You might use a pre-defined vector constant for the special case of the last corner where you have multiple triangle rows within the same vector of 4 or 8 int
elements.
first = [0,0,0,1,1,2]
With a larger triangle, we're storing large runs of the same number (like memset
), then a slightly-shorter run of the next number, etc. i.e. storing a whole row of 0
s is easy. For all but the last couple rows, these runs are larger than 1 vector element.
second = [1,2,3,2,3,3]
Again, within a single row it's a simple pattern to vectorize. To store an increasing sequence, start with a vector of {1,2,3,4}
and increment it with SIMD add with {4,4,4,4}
, i.e. _mm_set1_epi32(1)
. For 256-bit AVX2 vectors, _mm256_set1_epi32(8)
to increment an 8-element vector by 8.
So within the inner-most loop, you're just storing one invariant vector, and using _mm256_add_epi32
on another and storing it to the other array.
Compilers can already auto-vectorize your function pretty decently, although the end-of-row handling is a lot more complex than you could do by hand. With your code on the Godbolt compiler explorer (with __restrict
to tell the compiler the output arrays don't overlap, and __builtin_assume_aligned
to tell the compilers that they're aligned), we get an inner loop like this (from gcc):
.L4: # do {
movups XMMWORD PTR [rcx+rax], xmm0 # _mm_store_si128(&second[index], xmm0)

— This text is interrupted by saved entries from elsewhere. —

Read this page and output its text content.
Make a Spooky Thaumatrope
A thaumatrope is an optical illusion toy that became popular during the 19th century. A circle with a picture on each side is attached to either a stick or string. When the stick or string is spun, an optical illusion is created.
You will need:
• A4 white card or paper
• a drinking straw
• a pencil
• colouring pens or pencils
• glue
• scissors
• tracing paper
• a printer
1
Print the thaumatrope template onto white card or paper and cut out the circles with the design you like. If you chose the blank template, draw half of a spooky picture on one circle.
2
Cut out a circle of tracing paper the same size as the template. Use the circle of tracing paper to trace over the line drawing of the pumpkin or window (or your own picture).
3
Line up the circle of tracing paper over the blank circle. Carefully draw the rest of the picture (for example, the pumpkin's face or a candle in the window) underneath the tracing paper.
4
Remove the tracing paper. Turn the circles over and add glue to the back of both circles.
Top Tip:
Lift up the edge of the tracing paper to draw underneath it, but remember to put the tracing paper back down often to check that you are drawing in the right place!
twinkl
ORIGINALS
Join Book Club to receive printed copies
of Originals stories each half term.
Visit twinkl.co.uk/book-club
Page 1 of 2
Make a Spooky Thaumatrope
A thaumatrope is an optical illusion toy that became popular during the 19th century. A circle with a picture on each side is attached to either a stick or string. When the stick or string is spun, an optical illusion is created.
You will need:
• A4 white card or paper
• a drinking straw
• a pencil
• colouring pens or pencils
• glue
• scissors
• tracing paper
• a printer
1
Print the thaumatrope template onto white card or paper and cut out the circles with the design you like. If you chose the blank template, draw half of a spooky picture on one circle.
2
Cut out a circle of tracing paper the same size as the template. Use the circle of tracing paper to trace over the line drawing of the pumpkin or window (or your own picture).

paddd xmm0, xmm2 # _mm_add_epi32
movups XMMWORD PTR [r10+rax], xmm1 # _mm_store_si128(&second[index], counter_vec)
add rax, 16 # index += 4 (16 bytes)
cmp rax, r9
jne .L4 # }while(index != end_row)
If I have time, I might write this up in more detail, including better handling of the ends of rows. e.g. partially-overlapping store that ends at the end of the row is often good. Or unroll the outer loop so the inner loops have a repeating pattern of cleanup.
Calculating the starting vectors for the next outer-loop iteration could be done with something like:
vsecond = _mm256_add_epi32(vsecond, _mm256_set1_epi32(1));
vfirst = _mm256_add_epi32(vfirst, _mm256_set1_epi32(1));
i.e. turn {0,0,0,0,...}
into {1,1,1,1,...}
by adding a vector of all ones. And turn {1,2,3,4,5,6,7,8}
into {2,3,4,5,6,7,8,9}
by adding a vector of all ones.